# taz.de -- Warum Gysi trotzdem Erfolg hat: Geliebtes Zwielicht
       
       > War Linksfraktionschef Gregor Gysi Stasi-IM? Er bestreitet dies - und
       > eigentlich ist es auch egal: Seinem guten Image wird der Skandal ohnehin
       > nicht schaden.
       
 (IMG) Bild: Rinderzucht-Facharbeiter, Anwalt, Politiker: Herr Gysi.
       
       Eines vielleicht vorab: Dieser Text ist nicht von unserem Justiziar vor der
       Veröffentlichung geprüft worden.
       
       Geht es um den Chef der "Linke"-Fraktion im Bundestag, Gregor Gysi, und
       seine mögliche Stasi-Nähe, ist es mittlerweile sinnvoller, Juristen die
       Texte schreiben zu lassen. Es spricht für sich, dass der "Linke"-Star seit
       bald zwei Jahrzehnten einen großen Teil seiner Arbeitszeit als Politiker
       damit verbringt, gegen Menschen und Medien zu prozessieren, die ihm
       vorwerfen, er sei ein IM, also ein Zuträger der Stasi gewesen. Verbissen
       ficht er die Sachen aus, bemüht die höchsten Gerichte - doch am Ende hilft
       es alles nichts: Der Spitzel-Vorwurf klebt an ihm wie Pech. Die Frage ist
       nur: Warum ist Gysi weiterhin so beliebt, genauer: dennoch so beliebt?
       
       Es gibt offensichtliche Gründe: Zum einen ist der 60-jährige frühere
       Facharbeiter für Rinderzucht einer der besten Redner der Berliner Republik.

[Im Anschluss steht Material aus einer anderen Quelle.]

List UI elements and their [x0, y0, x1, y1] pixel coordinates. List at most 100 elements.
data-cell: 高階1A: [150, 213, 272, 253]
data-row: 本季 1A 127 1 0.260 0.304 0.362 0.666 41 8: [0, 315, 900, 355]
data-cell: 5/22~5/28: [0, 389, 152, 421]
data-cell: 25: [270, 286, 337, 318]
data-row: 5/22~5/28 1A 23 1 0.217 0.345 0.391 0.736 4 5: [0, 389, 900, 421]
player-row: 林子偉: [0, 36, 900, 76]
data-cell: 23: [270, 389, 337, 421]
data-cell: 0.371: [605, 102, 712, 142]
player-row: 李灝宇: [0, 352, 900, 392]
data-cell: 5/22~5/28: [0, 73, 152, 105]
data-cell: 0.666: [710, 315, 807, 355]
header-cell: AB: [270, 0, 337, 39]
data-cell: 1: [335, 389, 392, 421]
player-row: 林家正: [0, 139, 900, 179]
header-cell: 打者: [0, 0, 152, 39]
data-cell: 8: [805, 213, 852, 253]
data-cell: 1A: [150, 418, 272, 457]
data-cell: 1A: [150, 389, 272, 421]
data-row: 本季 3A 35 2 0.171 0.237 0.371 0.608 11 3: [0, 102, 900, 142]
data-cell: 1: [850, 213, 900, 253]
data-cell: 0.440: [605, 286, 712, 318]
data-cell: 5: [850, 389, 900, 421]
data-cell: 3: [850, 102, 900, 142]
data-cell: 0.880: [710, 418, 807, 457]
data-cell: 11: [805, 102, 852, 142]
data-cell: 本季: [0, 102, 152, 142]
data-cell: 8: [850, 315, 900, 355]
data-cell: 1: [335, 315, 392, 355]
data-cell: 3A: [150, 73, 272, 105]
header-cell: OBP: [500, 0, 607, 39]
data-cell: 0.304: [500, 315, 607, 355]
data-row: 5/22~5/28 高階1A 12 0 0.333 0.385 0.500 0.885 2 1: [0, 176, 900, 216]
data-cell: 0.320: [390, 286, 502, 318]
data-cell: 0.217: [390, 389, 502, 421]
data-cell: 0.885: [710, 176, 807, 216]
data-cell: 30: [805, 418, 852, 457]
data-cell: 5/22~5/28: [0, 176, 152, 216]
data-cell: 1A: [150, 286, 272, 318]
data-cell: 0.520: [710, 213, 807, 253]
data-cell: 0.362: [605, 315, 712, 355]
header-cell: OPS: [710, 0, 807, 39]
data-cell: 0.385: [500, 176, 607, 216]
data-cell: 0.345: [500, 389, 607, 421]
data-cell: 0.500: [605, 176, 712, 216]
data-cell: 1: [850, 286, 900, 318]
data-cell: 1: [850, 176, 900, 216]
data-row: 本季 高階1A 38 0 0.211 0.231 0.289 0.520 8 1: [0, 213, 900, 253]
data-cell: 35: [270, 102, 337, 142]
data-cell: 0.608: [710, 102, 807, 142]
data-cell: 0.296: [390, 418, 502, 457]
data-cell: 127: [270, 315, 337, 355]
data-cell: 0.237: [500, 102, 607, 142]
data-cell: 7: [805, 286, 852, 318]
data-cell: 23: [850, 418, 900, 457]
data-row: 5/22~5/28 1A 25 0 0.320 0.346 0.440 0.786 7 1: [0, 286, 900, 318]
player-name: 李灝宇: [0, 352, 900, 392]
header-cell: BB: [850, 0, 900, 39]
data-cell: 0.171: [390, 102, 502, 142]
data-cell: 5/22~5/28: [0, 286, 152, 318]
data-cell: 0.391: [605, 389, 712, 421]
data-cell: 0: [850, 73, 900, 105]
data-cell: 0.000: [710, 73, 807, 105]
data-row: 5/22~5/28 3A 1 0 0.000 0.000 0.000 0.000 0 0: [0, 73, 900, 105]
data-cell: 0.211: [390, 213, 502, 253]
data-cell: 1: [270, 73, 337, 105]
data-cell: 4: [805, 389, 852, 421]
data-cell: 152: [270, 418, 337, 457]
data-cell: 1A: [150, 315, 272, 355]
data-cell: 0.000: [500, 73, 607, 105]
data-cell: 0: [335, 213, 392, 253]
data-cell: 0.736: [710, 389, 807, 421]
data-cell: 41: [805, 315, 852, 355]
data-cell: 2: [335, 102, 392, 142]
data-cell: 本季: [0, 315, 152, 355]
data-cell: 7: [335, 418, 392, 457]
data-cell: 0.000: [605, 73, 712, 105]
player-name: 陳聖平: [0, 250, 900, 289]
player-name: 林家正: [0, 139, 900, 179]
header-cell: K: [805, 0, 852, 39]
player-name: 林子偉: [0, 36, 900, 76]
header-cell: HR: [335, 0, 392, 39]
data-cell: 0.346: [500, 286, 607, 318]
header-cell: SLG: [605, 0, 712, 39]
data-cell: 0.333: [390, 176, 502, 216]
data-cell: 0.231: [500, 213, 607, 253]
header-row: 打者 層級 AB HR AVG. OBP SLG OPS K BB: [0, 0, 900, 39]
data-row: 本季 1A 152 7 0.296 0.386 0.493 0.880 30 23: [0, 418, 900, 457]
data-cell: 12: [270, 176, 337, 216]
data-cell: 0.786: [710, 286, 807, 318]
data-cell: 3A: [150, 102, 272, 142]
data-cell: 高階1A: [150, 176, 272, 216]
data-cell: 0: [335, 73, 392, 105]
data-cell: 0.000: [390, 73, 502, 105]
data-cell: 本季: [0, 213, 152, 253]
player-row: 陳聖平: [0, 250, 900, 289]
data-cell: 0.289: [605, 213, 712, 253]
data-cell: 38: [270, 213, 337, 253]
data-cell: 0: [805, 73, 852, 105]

       Das ist in einer Demokratie völlig zu Recht von einiger Bedeutung. Noch die
       schlechteste Gysi-Rede ist interessanter als der Durchschnitt der Reden,
       die im Bundestag gehalten werden - vor allem seit dem Weggang des Grünen
       Joschka Fischer aus dem Hohen Haus. Die Schlagfertigkeit, der Wortwitz und
       die Originalität seiner Argumentation in öffentlicher Rede sucht man sonst
       vergebens. Insofern ist Gysi mit gutem Grund beliebt.
       
       Zum anderen ist Gysi so populär, weil er ein großer politischer Übersetzer
       ist: Ihm ist es seit dem Mauerfall gelungen, einen großen Teil der 18
       Millionen Ostdeutschen mit der neuen Bundesrepublik zu versöhnen, die von
       ihnen so viel verlangte, nämlich eine meist fast komplette Umorientierung
       in ihrem Leben. Hätte Gysi in diesem Prozess nicht mit viel Geschick als
       öffentliche Person gezeigt, dass es geht, dass man zu diesem neuen, alten
       Deutschland stehen kann, ja sollte, trotz aller Unbill - die NPD wäre
       längst im Bundestag. Gysi hat viele für die Demokratie gewonnen und - auch
       durch die Förderung von jungen Leuten in der Partei - die "Linke" im Großen
       und Ganzen zu einer staatstragenden Partei gemacht. Randfiguren wie Sahra
       Wagenknecht bestätigen die Regel.
       
       Dazu gehört aber drittens, dass Gysi bei vielen nicht trotz, sondern wegen
       seiner unklaren Informationspolitik gegenüber dem Ministerium für
       Staatssicherheit (MfS) beliebt ist: Wer heute in Ostdeutschland Mitte 40
       und älter ist, hatte in seiner DDR-Vergangenheit fast zwangsläufig
       irgendetwas mit der Stasi zu tun. Nur zur Erinnerung: Im Oktober 1989
       arbeiteten 91.000 Menschen hauptamtlich für das MfS. Mitte bis Ende der
       80er-Jahre lag die Zahl der IM bei 180.000. Überall, ob im Betrieb oder
       Sportverein, ob in Kirche oder in Schule, gab es Leute, die der Stasi mehr
       oder weniger zugearbeitet haben - und mit manchen war man sogar befreundet.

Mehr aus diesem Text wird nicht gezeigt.